Here is a brief list of all currently available options.

  • CAPTURE_MODE (default: ‘fd’ (linux/osx) or ‘sys’ (windows)) configure how stdout/stderr are captured. [‘no’, ‘sys’, ‘fd’]
  • DEFAULT_BEAT_INTERVAL (default: 10.0) Configures the default beat interval
  • CONFIG
    • ENFORCE_KEYS_MONGO_COMPATIBLE (default: True) Make sure all config keys are compatible with MongoDB.
    • ENFORCE_KEYS_JSONPICKLE_COMPATIBLE (default: True) Make sure all config keys are serializable with jsonpickle. IMPORTANT: Only deactivate if you know what you’re doing.
    • ENFORCE_VALID_PYTHON_IDENTIFIER_KEYS (default: False) Make sure all config keys are valid python identifiers.
    • ENFORCE_STRING_KEYS (default: False) Make sure all config keys are strings.
    • ENFORCE_KEYS_NO_EQUALS (default: True) Make sure no config key contains an equals sign.
    • IGNORED_COMMENTS (default: [‘^pylint:’, ‘^noinspection’]) List of regex patterns to filter out certain IDE or linter directives from in-line comments in the documentation.

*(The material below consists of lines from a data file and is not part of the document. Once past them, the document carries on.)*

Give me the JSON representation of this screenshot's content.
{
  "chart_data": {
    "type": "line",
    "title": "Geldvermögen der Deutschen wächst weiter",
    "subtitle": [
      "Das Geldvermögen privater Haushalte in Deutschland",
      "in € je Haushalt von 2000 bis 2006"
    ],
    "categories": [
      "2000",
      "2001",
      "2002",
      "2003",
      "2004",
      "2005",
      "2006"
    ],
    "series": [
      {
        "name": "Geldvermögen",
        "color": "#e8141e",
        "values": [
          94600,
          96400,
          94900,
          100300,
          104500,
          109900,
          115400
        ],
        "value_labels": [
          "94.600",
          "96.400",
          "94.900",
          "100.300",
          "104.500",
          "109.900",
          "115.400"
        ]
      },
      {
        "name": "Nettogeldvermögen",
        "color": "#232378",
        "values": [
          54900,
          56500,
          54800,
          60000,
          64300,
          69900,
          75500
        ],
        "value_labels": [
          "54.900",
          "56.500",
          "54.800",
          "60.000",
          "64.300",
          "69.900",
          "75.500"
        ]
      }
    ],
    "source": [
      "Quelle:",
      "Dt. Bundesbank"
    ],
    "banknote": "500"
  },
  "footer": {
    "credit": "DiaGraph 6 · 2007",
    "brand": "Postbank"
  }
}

    • READ_ONLY_CONFIG (default: True) Make the configuration read-only inside of captured functions. This only works to a limited extend because custom types cannot be controlled.
  • HOST_INFO
    • INCLUDE_GPU_INFO (default: True) Try to collect information about GPUs using the nvidia-smi tool. Deactivating this can cut the start-up time of a Sacred run by about 1 sec.
    • INCLUDE_CPU_INFO (default: True) Try to collect information about the CPU using py-cpuinfo. Deactivating this can cut the start-up time of a Sacred run by about 3 sec.
    • CAPTURED_ENV (default: []) List of ENVIRONMENT variable names to store in the host-info.
  • COMMAND_LINE
    • STRICT_PARSING (default: False) Disallow string fallback if parsing a value from command-line failed. This enforces the usage of quotes in the command-line. Note that this can be very tedious since bash removes one set of quotes, such that double quotes will be needed.